背景介绍ChatGPT 是一种大型语言模型,在医生资格考试和医疗咨询方面表现良好。然而,它在英语以外的语言或护士考试中的表现还未得到检验:我们旨在评估 ChatGPT 在日本全国护士考试中的表现:我们评估了 ChatGPT(GPT-3.5)在 2019 年至 2023 年日本全国护士考试的所有试题中提供的正确答案百分比,其中不包括不恰当的试题和包含图片的试题。不恰当的问题由第三方机构指出,并由政府宣布不计分。具体来说,这些问题包括 "问题难度不适当的问题 "和 "问题或选项有错误的问题"。这些考试每年有 240 道题,分为考查对护士特别重要的基本问题的基础知识题和考查各种专业知识的综合题。此外,试题有两种形式:简单选择题和情境设置题。简单选择题主要是以知识为基础的多选题,而情境设置题则需要考生阅读病人和家庭的情境描述,并选择护士的行动或病人的反应。因此,在要求 ChatGPT 提供答案之前,先使用两种类型的提示对问题进行了标准化。通过卡方检验比较了每年考试形式和问题相关专业领域的正确答案百分比。此外,还对 2019 年至 2023 年的正确答案百分比进行了 Cochran-Armitage 趋势检验:ChatGPT 5 年的平均正确率为:基础知识题 75.1%(标准差 3%),综合题 64.5%(标准差 5%)。在 2019 年的考试中,基础知识题的最高正确率为 80%,综合题为 71.2%。ChatGPT 达到了 2019 年日本全国护士考试的合格标准,并接近通过 2020-2023 年的考试,只需再答对几题即可通过。ChatGPT 在药理学、社会福利、相关法律法规、内分泌/代谢、皮肤病学等部分领域的答题正确率较低,而在营养学、病理学、血液学、眼科学、耳鼻咽喉科学、口腔医学与口腔外科、护理综合与实践等领域的答题正确率较高:ChatGPT 在最近 5 年中只通过了 2019 年日本全国护理考试。虽然没有通过其他年份的考试,但它的表现非常接近及格水平,甚至在那些包含与心理学、沟通和护理相关的问题的考试中也是如此。
本文章由计算机程序翻译,如有差异,请以英文原文为准。

摘要图片

摘要图片

摘要图片

查看原文
分享 分享
微信好友 朋友圈 QQ好友 复制链接
本刊更多论文
Performance of the Large Language Model ChatGPT on the National Nurse Examinations in Japan: Evaluation Study.

Background: ChatGPT, a large language model, has shown good performance on physician certification examinations and medical consultations. However, its performance has not been examined in languages other than English or on nursing examinations.

Objective: We aimed to evaluate the performance of ChatGPT on the Japanese National Nurse Examinations.

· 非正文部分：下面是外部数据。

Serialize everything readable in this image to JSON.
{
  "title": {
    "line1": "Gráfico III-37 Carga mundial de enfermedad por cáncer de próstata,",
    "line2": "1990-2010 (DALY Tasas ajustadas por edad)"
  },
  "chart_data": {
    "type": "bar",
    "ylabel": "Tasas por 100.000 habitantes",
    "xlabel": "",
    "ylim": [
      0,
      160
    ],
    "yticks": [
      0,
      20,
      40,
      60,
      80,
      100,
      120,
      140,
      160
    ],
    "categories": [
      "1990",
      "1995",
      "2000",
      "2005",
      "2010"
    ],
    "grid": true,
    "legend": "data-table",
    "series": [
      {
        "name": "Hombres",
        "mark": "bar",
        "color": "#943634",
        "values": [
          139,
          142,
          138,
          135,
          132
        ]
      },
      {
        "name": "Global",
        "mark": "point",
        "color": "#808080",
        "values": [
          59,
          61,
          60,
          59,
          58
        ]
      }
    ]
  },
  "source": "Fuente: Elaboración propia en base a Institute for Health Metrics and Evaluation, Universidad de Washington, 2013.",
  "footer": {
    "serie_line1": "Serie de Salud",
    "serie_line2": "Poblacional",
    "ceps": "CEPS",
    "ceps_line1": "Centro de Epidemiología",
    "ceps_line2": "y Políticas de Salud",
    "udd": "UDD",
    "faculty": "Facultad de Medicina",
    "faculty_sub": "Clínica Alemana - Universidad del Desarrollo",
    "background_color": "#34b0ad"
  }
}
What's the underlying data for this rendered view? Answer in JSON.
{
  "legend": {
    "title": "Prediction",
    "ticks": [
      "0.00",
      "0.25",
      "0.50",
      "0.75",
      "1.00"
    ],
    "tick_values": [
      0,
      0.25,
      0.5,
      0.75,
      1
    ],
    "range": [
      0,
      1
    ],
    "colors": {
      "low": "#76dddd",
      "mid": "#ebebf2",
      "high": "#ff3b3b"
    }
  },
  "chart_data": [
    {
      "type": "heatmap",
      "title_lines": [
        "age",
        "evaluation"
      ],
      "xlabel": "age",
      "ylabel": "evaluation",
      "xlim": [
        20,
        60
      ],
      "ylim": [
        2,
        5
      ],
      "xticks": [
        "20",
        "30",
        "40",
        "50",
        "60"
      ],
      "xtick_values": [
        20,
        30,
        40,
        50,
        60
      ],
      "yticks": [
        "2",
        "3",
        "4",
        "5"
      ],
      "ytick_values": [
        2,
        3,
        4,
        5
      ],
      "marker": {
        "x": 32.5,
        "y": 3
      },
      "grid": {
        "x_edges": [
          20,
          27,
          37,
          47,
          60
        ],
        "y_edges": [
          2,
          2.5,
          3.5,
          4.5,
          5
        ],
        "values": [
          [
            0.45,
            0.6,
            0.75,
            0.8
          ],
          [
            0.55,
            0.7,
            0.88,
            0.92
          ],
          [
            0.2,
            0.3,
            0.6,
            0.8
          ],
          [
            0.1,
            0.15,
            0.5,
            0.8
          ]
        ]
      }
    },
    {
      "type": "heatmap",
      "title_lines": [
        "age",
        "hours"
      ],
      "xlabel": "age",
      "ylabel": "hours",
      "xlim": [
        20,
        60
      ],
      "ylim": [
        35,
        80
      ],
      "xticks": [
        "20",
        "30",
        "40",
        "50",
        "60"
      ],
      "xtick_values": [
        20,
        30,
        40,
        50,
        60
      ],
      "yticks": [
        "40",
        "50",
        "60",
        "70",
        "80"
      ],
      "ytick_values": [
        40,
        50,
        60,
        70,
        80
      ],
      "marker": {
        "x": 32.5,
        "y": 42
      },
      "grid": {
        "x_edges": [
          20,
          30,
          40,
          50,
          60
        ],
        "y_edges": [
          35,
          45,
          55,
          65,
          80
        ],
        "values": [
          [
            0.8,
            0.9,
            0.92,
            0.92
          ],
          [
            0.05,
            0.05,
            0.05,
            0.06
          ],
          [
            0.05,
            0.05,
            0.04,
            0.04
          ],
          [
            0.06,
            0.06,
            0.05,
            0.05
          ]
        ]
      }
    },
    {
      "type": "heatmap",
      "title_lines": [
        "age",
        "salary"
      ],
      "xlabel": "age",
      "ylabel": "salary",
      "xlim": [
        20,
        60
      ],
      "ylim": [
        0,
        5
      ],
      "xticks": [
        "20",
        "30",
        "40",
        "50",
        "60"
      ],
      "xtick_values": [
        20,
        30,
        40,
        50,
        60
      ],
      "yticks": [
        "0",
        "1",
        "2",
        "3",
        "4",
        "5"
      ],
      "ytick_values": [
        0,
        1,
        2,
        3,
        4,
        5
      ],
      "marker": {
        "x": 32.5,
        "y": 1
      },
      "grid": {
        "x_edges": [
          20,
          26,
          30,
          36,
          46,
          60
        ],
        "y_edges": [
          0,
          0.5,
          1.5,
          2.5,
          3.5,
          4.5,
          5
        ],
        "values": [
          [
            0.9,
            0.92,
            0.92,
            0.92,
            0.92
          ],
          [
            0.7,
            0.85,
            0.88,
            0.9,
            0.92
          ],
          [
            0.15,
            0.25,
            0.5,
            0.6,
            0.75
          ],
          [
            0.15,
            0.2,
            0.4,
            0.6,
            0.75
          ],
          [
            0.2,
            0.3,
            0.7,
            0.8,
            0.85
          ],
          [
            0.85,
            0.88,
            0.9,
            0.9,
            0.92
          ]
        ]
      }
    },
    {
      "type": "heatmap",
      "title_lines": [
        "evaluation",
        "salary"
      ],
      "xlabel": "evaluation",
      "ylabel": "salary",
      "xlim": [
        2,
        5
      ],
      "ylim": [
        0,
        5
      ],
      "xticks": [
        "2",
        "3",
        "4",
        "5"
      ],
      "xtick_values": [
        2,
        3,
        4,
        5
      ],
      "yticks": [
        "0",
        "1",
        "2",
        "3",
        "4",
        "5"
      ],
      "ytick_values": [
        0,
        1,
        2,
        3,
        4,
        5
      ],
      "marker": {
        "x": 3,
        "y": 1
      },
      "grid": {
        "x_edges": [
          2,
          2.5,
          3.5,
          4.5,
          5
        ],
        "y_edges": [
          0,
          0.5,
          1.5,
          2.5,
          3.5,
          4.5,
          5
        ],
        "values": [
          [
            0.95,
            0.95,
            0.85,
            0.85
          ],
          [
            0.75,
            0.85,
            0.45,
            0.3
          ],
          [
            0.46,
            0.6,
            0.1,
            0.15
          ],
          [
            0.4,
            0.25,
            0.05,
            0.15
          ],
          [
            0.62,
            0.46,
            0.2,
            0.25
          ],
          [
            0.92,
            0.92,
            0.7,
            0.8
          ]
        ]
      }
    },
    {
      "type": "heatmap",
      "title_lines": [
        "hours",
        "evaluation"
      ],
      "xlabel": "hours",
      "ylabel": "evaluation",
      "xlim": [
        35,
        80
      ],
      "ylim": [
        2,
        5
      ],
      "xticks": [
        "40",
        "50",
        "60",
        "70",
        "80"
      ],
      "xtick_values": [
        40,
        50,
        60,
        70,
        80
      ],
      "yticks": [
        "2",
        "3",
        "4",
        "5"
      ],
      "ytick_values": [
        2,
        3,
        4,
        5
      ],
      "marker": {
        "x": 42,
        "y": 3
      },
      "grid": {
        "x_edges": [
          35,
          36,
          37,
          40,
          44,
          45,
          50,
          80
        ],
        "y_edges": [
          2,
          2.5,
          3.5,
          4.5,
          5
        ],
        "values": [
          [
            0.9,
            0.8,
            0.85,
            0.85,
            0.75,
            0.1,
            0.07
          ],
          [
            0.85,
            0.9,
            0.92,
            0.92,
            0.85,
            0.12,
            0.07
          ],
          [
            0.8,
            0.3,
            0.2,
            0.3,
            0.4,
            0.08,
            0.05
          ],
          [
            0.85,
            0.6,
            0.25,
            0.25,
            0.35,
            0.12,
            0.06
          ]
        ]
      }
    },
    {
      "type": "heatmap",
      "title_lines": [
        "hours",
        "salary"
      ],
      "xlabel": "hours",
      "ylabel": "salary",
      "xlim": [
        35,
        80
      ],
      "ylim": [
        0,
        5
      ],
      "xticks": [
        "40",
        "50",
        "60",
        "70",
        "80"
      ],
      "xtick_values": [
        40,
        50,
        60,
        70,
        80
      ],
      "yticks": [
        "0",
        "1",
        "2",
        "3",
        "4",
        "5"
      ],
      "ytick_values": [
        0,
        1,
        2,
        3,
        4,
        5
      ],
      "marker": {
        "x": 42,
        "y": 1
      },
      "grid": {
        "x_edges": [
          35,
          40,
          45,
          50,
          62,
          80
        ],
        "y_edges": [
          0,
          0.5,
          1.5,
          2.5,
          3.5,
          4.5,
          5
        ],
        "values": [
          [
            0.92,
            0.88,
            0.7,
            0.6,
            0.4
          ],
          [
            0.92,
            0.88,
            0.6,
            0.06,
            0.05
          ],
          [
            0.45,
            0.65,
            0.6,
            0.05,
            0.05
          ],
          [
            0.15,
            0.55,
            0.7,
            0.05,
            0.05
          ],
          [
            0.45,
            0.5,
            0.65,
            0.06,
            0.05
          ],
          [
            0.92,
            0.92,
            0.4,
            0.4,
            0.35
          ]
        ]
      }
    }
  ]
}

Methods: We evaluated the percentages of correct answers provided by ChatGPT (GPT-3.5) for all questions on the Japanese National Nurse Examinations from 2019 to 2023, excluding inappropriate questions and those containing images. Inappropriate questions were pointed out by a third-party organization and announced by the government to be excluded from scoring. Specifically, these include "questions with inappropriate question difficulty" and "questions with errors in the questions or choices." These examinations consist of 240 questions each year, divided into basic knowledge questions that test the basic issues of particular importance to nurses and general questions that test a wide range of specialized knowledge. Furthermore, the questions had 2 types of formats: simple-choice and situation-setup questions. Simple-choice questions are primarily knowledge-based and multiple-choice, whereas situation-setup questions entail the candidate reading a patient's and family situation's description, and selecting the nurse's action or patient's response. Hence, the questions were standardized using 2 types of prompts before requesting answers from ChatGPT. Chi-square tests were conducted to compare the percentage of correct answers for each year's examination format and specialty area related to the question. In addition, a Cochran-Armitage trend test was performed with the percentage of correct answers from 2019 to 2023.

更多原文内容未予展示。